Et de citer un journal grec : » Une fois de plus, sous la pression de la troïka, l’Etat grec a donc décidé d’accélérer le processus de vente de ses actifs publics, destiné à rembourser ses dettes colossales. Sauf que la précipitation avec laquelle ces biens sont vendus, sans la moindre stratégie commune entre l’Etat et les investisseurs quant à leur mise à prix, soulève aujourd’hui de sérieuses questions, à commencer par celle-ci : comment ce joyau public a-t-il pu être bazardé par l’État ? 915 millions d’euros, alors même, précise le responsable politique d’une commune avoisinante que sa valeur réelle est estimée entre 18 et 20 milliards d’euros !
Un véritable scandale financier. Sans compter que les contribuables grecs vont devoir payer les frais de mise à niveau des infrastructures du site, en eau, en électricité, en voirie, d’une valeur de plusieurs milliards d’euros et sans cela sans pouvoir en bénéficier puisque la destinée du terrain est déjà connue : ce sera un lieu touristique haut de gamme, avec marinas, hôtels, golfs, casinos, ou dit autrement un territoire de luxe, réservé à quelques nantis. »
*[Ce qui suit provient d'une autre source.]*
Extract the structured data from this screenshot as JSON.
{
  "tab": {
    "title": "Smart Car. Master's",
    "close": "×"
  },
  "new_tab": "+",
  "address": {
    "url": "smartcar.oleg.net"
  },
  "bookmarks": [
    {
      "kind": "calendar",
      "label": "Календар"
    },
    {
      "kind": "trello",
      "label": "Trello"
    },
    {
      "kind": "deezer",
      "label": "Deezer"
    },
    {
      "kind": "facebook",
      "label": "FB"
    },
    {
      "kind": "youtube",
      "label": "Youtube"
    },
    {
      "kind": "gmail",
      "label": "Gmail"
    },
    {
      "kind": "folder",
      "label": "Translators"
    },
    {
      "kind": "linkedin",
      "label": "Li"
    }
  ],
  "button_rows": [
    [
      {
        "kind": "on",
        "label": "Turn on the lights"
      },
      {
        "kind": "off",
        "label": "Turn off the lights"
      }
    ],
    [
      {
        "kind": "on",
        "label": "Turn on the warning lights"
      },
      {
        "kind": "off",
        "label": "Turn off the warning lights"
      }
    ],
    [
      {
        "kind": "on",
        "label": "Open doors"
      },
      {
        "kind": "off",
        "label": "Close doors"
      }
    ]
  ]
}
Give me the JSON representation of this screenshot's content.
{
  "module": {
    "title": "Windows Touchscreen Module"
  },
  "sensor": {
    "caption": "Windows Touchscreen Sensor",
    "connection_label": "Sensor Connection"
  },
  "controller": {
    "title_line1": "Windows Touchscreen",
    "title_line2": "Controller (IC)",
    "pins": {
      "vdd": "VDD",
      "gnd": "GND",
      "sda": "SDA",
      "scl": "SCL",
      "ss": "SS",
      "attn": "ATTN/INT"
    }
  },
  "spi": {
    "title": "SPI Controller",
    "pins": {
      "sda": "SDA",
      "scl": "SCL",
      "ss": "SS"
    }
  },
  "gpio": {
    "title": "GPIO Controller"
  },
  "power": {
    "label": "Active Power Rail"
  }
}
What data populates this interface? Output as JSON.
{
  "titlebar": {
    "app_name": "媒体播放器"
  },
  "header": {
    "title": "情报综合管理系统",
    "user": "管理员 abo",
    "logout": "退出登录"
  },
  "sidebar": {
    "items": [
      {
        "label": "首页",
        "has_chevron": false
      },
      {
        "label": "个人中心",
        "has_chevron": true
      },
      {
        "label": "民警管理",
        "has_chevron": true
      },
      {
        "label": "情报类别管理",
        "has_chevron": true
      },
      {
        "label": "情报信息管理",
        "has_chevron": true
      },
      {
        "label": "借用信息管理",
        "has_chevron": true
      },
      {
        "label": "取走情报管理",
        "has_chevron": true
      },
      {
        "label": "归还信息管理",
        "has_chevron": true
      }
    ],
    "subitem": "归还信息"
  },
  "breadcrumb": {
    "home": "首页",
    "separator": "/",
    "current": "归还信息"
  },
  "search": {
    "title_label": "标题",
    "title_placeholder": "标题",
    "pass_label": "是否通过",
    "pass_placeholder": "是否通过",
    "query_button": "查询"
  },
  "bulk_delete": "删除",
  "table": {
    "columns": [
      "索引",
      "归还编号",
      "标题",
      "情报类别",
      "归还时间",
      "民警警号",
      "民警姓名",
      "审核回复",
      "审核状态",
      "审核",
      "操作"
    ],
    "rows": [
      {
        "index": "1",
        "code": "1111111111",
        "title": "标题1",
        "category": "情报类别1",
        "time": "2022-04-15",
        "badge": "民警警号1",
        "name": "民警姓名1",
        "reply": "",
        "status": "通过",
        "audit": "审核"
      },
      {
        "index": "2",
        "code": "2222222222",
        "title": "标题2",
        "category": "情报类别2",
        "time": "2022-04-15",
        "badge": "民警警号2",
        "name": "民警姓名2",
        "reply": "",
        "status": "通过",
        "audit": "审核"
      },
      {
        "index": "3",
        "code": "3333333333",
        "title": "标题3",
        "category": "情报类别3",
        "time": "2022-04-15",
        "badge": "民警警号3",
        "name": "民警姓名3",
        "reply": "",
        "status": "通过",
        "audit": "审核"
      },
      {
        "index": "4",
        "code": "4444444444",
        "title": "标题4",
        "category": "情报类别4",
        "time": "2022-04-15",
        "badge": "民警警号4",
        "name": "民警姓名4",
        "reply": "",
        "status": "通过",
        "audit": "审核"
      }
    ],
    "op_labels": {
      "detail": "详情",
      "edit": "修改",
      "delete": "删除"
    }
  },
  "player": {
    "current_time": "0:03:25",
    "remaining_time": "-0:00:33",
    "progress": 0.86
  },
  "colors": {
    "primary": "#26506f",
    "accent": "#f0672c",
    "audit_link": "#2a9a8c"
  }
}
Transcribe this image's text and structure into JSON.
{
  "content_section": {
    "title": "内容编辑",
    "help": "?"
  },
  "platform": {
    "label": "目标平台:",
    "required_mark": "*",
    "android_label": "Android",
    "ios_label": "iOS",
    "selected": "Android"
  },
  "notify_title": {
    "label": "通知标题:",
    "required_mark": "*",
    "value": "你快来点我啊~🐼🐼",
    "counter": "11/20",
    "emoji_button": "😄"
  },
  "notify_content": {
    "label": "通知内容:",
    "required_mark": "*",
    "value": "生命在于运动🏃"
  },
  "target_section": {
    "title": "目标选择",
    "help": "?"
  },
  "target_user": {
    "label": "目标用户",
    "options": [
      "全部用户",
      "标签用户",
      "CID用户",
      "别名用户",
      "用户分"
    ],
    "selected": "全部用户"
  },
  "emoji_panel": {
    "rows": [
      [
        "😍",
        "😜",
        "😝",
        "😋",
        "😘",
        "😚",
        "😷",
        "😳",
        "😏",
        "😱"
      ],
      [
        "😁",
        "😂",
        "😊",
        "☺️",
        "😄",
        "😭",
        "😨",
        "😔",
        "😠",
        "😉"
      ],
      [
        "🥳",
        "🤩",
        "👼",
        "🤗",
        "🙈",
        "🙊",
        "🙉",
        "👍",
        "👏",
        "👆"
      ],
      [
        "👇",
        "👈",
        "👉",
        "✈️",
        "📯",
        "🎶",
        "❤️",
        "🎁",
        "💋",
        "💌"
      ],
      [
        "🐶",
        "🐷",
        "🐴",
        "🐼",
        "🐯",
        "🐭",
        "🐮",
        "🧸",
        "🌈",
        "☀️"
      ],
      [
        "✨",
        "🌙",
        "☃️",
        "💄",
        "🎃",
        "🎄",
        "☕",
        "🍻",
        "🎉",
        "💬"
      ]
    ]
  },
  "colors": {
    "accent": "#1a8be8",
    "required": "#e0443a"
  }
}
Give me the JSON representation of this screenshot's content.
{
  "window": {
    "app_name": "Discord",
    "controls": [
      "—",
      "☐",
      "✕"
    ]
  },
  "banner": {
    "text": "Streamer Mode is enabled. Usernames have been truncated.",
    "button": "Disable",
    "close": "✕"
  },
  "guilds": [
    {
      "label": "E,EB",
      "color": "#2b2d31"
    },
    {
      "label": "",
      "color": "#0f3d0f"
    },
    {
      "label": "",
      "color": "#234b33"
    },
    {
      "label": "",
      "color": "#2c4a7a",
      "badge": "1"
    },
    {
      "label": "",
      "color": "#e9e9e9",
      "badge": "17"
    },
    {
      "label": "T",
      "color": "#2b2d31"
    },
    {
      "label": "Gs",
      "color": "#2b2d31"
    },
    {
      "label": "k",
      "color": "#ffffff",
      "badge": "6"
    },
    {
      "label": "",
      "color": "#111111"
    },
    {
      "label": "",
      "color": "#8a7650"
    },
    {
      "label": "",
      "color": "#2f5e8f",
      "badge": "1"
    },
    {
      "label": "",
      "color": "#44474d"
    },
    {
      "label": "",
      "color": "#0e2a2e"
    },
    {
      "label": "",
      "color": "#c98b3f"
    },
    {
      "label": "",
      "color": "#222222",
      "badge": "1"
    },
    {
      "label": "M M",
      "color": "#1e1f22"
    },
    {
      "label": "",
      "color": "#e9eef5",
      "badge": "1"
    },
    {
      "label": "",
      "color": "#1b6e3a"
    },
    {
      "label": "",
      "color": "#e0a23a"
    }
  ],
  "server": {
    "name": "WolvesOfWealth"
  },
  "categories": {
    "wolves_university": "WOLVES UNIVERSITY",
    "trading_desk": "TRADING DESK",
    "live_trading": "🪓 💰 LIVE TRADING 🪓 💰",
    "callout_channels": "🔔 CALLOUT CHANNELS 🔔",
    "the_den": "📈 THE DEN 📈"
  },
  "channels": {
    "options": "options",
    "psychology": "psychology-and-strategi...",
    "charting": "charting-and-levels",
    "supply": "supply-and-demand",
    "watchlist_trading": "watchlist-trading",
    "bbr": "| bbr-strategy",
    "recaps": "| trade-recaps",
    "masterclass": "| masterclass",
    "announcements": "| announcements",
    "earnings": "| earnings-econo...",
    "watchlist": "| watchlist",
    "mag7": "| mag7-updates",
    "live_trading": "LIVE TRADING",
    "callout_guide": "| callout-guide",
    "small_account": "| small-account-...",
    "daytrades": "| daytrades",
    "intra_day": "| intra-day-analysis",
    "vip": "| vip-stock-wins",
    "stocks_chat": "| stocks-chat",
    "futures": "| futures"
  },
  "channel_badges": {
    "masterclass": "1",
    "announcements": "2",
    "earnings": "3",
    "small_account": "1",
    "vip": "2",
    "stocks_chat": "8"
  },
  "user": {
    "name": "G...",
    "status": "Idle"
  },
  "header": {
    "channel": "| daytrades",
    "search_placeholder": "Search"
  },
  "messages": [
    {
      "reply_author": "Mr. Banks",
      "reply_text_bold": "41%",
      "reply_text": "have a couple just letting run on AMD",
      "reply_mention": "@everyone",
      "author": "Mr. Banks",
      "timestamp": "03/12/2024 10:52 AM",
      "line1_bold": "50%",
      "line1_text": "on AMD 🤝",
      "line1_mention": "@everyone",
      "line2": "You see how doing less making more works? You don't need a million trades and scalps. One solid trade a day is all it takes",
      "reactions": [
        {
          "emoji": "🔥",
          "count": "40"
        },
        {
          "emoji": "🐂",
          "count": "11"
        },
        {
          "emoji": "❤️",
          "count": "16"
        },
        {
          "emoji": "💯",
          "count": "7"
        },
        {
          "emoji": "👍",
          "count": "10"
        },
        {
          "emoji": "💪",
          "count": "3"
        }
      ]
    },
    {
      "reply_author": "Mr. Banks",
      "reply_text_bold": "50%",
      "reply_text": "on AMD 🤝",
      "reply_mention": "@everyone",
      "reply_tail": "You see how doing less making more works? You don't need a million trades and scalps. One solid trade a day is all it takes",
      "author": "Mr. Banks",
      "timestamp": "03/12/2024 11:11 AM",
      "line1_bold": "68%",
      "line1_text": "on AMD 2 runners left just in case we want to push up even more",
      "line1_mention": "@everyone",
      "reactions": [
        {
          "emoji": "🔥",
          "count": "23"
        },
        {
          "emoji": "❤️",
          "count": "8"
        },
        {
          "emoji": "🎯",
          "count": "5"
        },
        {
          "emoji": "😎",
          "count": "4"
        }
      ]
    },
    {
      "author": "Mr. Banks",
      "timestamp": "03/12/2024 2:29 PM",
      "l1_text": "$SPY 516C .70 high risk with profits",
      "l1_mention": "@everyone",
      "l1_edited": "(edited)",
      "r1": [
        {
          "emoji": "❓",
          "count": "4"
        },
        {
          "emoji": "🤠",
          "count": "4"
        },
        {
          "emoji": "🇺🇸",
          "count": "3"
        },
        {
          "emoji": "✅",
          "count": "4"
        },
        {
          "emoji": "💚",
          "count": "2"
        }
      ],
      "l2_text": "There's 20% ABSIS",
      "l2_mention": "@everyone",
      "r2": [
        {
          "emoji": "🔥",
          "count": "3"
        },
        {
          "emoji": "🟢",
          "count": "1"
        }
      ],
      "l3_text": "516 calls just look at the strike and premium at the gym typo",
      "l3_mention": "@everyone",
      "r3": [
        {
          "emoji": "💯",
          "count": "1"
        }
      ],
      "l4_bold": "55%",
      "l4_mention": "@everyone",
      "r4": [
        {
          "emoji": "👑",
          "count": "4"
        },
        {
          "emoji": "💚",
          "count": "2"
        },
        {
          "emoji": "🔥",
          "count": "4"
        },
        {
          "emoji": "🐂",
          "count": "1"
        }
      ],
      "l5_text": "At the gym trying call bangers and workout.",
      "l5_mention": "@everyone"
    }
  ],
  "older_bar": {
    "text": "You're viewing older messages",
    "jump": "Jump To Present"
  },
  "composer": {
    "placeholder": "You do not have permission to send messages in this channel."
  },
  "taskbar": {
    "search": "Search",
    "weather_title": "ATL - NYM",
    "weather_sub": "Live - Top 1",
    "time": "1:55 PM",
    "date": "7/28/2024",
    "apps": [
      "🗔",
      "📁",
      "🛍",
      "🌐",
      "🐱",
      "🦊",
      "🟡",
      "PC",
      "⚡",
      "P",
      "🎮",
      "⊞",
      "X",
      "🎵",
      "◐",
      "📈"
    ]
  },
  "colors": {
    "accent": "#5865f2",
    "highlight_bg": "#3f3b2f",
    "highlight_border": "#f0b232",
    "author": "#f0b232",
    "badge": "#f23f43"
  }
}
2° L’Espagne : L’Etat a mis sur le marché 27% de son patrimoine : palaces, immeubles, propriétés terriennes et autres parcs naturels et… un aéroport, le gigantesque aéroport de Ciudad Real. Inauguré en grandes pompes il y a cinq ans, l’infrastructure dotée de la plus grande piste d’atterrissage d’Europe, avait coûté près d’un milliard d’euros, peut-on lire sur le site de la RTBF. A présent, symbole tout à la fois de l’éclatement de la bulle immobilière mais aussi de tous les excès dans un pays qui compte aujourd’hui 52 aéroports, soit deux fois plus qu’en Allemagne, le site est bradé à 100 millions d’euros. Et puis autre projet, la vente au privé pour 85 millions d’euros d’un joyau de la nature, un domaine forestier andalou qui s’étend sur 14 000 hectares et où l’on exploite entre autres la plus grande forêt espagnole de chênes-lièges. Les acheteurs, précise EL MUNDO, envisagent d’y créer un hôtel de luxe 5 étoiles, avec deux terrains de golf et un aérodrome. L’opposition du coup crie au scandale et dénonce la dilapidation des richesses du pays, sur l’autel de l’austérité, car jamais, dit-elle, l’Etat n’aura ensuite les moyens économiques de récupérer ces biens, dont certains sont historiques ou de grande valeur écologique.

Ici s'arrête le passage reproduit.